U.S. patent 9,305,280 was filed by Amazon Technologies Inc. on behalf of inventors Paul William Berg, Scott Isaacs, and Kelsey Lynn Blodgett all the way back in December of 2014. It was granted on April 5, but has pretty much flown under the radar until now, despite the company’s well-publicized efforts to get Prime Air delivery drones off the ground. The patent has detailed diagrams as to how the process would work, and so far it looks completely wild. The aerial fulfillment centers would basically be massive, permanently-floating warehouses stocked with tons of Amazon merchandise, and staffed by workers carried to and from work in flying “shuttles”.
When a customer places an order, a drone or unmanned aerial vehicles (UAV) will fly down and deliver the package. According to the patent’s abstract, the “AFC” would use unmanned aerial vehicles to deliver products to customers. But unlike the Prime Air drones, the AFC’s drones would basically be guided package-systems, using gravity to propel them downwards at an angle using hardly any energy, adjusting course with just minor aerodynamic shifts. Here’s what one of the delivery drones would look like.

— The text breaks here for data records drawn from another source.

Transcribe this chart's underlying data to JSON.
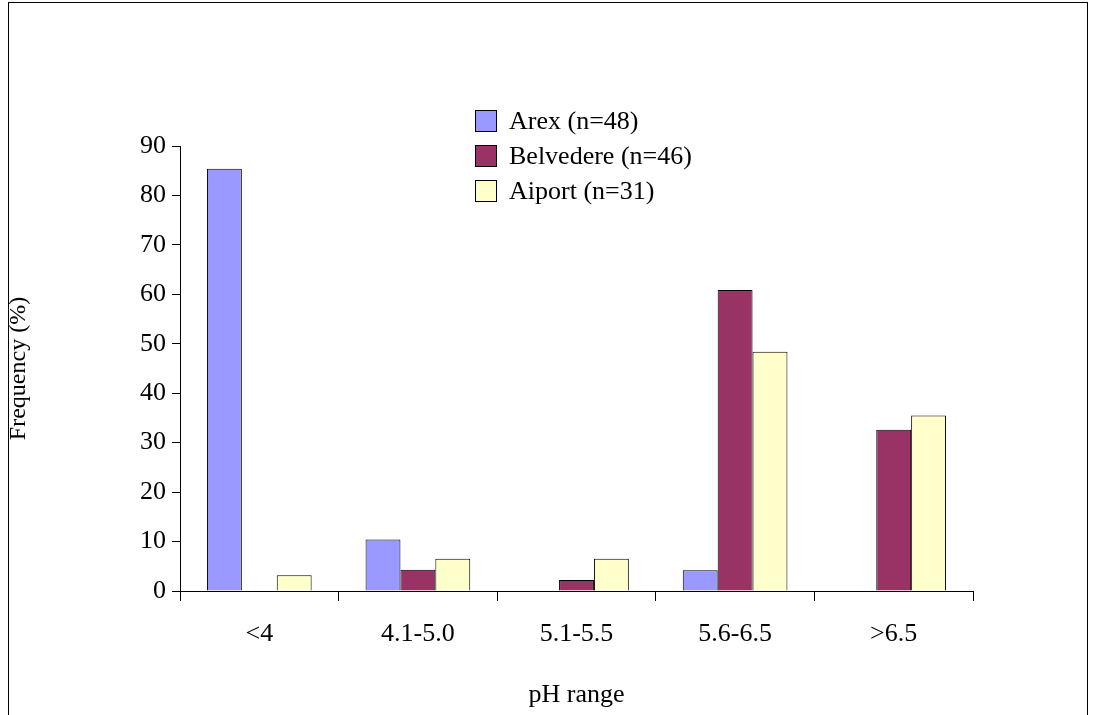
{
  "chart_data": {
    "type": "bar",
    "xlabel": "pH range",
    "ylabel": "Frequency (%)",
    "categories": [
      "<4",
      "4.1-5.0",
      "5.1-5.5",
      "5.6-6.5",
      ">6.5"
    ],
    "series": [
      {
        "name": "Arex (n=48)",
        "color": "#9999ff",
        "values": [
          85.4,
          10.4,
          0,
          4.2,
          0
        ]
      },
      {
        "name": "Belvedere (n=46)",
        "color": "#993366",
        "values": [
          0,
          4.3,
          2.2,
          60.9,
          32.6
        ]
      },
      {
        "name": "Aiport (n=31)",
        "color": "#ffffcc",
        "values": [
          3.2,
          6.5,
          6.5,
          48.4,
          35.5
        ]
      }
    ],
    "ylim": [
      0,
      90
    ],
    "yticks": [
      0,
      10,
      20,
      30,
      40,
      50,
      60,
      70,
      80,
      90
    ],
    "grid": false,
    "legend": "top right"
  }
}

The drones would be able to communicate with each other via a mesh network to give information such as weather and route. UAVs could also recharge on the airship. Amazon’s filing explains that the blimp would remain in the air and be refueled and replenished using a shuttle. This could be a smaller aircraft capable of docking onto the AFC and unloading products as well as fuel. The whole system seems pretty awesome, but it’s a long way from being realistic. If this plan saw the light of day, Amazon would likely need regulatory approval from aviation authorities which could be complex.